Five Year Reflection
This coming Monday, January 16, will be the five-year anniversary since my husband died.
In reflecting back, I find myself in a strange place that I can’t completely wrap my head around; the fact that five years have passed since I saw him take his last breath. It’s a vivid memory from when I called 911 and knew something was wrong until I saw the ER doctor in the hallway where the staff was still trying to revive him. At that moment, my life came to an abrupt halt. The detour led me to discover that where I was is not where I stayed.
Today my life has a totally different landscape. I do life as a single person. I am surrounded by other women who have no spouse. I attend a different church. I have a different routine. I check the box “widowed” or “single” when filling out a form. In this way, I’ve adapted to living without my husband.
But here’s where there’s a dichotomy; I still love my husband; I miss his joy-filled laugh, his contagious smile, leaving his “piles” instead of “files” on the table. There’s not a day I wake up and don’t think of him. The pictures I have around the house make me smile now instead of cry.
My grief looks different five years later.
My faith looks different five years later, too.
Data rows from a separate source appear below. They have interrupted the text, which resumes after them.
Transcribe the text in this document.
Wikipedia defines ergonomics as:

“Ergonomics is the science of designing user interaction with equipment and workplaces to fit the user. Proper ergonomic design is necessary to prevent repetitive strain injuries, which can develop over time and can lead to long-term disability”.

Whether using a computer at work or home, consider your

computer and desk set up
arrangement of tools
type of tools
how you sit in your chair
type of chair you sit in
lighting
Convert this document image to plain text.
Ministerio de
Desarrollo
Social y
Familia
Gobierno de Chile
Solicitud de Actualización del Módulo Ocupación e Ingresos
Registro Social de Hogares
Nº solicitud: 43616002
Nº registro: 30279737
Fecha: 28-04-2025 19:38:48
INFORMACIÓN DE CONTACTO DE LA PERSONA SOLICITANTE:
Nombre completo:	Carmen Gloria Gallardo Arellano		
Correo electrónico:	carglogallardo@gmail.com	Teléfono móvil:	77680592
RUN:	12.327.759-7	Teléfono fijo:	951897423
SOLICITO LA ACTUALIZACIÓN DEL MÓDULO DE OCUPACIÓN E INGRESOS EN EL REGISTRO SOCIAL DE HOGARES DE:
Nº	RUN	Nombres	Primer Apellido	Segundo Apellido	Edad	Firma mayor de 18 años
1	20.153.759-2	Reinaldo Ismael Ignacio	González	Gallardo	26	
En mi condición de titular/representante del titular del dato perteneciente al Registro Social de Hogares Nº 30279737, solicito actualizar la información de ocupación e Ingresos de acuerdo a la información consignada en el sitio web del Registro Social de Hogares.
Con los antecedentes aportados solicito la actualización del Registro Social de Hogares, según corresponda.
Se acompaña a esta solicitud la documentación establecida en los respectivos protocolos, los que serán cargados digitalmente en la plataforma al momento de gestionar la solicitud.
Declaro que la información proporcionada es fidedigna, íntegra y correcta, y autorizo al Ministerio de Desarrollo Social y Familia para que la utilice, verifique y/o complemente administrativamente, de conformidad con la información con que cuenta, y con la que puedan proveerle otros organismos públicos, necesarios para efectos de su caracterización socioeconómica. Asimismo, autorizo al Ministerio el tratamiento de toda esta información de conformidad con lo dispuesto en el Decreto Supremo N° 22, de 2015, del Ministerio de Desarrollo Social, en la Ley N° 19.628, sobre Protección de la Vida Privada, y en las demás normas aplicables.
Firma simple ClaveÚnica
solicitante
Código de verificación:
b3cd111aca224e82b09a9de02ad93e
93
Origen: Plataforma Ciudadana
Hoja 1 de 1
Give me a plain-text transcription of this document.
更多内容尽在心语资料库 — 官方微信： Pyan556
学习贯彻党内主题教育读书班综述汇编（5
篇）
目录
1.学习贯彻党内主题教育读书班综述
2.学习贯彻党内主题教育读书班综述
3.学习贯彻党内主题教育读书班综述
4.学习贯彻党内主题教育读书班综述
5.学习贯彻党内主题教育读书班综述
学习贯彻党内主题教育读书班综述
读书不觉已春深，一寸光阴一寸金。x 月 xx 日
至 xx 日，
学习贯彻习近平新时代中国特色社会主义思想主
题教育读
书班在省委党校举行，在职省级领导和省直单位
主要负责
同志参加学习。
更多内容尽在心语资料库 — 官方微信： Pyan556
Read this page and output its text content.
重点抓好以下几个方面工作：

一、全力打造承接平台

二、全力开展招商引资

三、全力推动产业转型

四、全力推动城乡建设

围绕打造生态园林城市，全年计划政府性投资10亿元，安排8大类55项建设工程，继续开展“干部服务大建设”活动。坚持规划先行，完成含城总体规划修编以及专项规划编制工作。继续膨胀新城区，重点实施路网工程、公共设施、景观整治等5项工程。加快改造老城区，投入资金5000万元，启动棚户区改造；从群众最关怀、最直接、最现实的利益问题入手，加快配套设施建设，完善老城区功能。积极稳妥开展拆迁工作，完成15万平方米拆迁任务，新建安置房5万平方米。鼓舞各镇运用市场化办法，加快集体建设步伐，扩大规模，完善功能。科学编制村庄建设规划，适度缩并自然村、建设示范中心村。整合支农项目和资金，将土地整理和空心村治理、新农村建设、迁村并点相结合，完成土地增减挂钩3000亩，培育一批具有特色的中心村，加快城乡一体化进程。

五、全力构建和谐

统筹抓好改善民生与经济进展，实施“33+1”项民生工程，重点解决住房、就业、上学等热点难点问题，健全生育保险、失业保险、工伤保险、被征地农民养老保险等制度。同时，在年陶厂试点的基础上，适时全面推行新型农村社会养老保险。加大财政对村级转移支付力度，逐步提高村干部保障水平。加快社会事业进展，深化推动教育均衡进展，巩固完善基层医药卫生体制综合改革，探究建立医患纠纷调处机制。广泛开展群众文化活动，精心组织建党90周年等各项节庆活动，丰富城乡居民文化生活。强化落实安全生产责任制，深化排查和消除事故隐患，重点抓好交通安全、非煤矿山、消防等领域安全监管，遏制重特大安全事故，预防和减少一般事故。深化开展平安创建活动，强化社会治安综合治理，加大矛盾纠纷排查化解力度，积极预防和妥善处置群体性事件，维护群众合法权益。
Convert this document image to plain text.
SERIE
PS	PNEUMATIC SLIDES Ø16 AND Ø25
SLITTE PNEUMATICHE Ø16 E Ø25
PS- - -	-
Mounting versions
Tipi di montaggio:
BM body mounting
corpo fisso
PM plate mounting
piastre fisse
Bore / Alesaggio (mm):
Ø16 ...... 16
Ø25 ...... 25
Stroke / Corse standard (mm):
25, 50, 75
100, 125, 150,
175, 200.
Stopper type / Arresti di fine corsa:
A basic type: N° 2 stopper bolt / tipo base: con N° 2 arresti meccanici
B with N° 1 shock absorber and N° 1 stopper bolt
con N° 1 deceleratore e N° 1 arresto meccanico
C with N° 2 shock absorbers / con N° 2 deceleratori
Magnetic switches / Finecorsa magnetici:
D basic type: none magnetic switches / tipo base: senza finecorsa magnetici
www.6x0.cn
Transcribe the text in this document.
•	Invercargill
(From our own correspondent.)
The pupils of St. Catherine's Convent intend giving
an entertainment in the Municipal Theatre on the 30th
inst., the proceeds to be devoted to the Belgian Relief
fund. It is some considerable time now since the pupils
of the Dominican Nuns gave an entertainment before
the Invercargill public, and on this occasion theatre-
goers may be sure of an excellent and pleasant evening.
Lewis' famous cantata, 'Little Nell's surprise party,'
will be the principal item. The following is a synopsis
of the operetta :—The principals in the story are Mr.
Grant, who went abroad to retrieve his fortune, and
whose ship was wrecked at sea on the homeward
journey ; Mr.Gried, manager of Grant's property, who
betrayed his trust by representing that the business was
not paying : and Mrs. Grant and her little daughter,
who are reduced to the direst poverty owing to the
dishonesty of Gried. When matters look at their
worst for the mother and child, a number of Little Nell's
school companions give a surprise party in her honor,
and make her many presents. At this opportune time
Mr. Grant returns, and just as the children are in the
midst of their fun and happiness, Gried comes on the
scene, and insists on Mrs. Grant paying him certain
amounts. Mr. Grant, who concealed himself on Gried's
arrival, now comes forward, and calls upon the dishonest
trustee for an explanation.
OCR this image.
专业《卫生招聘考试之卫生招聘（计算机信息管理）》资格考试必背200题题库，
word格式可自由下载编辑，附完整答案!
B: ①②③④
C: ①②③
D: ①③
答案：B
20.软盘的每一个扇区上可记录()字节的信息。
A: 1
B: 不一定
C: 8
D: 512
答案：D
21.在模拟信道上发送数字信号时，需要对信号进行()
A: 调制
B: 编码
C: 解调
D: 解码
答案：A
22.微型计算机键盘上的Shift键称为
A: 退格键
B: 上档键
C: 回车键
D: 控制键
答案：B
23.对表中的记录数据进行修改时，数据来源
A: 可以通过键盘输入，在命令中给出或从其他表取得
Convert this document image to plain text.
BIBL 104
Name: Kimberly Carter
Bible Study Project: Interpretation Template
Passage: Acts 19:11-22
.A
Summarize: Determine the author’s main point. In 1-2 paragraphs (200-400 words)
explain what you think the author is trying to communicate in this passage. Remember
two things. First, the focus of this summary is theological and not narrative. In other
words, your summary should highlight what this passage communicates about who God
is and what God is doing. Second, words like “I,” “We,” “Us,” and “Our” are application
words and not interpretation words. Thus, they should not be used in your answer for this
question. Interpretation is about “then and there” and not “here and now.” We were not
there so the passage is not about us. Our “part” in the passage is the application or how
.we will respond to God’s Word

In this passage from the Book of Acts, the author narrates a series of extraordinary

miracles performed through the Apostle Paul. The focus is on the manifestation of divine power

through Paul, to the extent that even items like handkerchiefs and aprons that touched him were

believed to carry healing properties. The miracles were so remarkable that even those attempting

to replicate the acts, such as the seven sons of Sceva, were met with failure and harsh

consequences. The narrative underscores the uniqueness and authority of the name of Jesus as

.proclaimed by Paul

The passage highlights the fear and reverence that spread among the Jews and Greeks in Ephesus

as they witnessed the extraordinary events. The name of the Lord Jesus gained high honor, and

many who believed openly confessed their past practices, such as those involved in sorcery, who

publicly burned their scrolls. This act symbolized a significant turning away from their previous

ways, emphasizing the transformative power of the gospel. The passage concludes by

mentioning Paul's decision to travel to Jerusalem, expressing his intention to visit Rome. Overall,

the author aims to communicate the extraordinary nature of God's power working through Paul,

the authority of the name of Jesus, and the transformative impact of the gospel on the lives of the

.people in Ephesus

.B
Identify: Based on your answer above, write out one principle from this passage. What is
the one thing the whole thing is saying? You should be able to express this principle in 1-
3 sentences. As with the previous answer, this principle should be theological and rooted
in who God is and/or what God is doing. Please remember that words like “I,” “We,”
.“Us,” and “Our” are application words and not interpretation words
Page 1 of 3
Those first weeks, months, and the entire first year, I would wake up and get my coffee and open my Bible to the Psalms, looking for the words to describe the pain I was in. Psalm 31 offered a picture of where I was, verse 7, “you have seen my affliction, You know the troubles of my soul.” Verse 10, “indeed, my life is consumed with grief.”
Throughout the laments, I found a way to cry out to God with words and tears, and then find hope that God was with me, sustaining me, carrying me, and holding me. Reading words became a way through and writing words expressing the pain and magnitude of grief I felt became a way of containing my sorrow.
In this journey, God was faithful and is still faithful. I have a deeper connection in my relationship to God. God rescued me out of a well so deep I thought I was going to stay in forever. God tenderly and compassionately offered me a “rope of hope” to pull me up from the well, a little at a time, where light came dimly at first, and then more brightly.
I have a deeper appreciation for my children and relationships. Things I use to worry about take less of my time. I’ve learned that life has limits and I want to invest in people. I am able to walk with others who have experienced loss. This past week I spent time with two other women who have lost their husbands. The invisible wound we carry is like being in the military and going to battle. The bonds that are formed in the trenches of war stay long after the fight.
As my children and I remember my husband, their dad, on the anniversary of his homegoing, we will have dinner at a favorite place we use to go as a family of four. The three of us will tell stories and recall how much Fred loved us. There will be tears. Those tears reflect our deep love for a man who loved us well, stayed faithful to God and his family, and received his reward from his Heavenly Father.
We are truly grateful, yet grieving.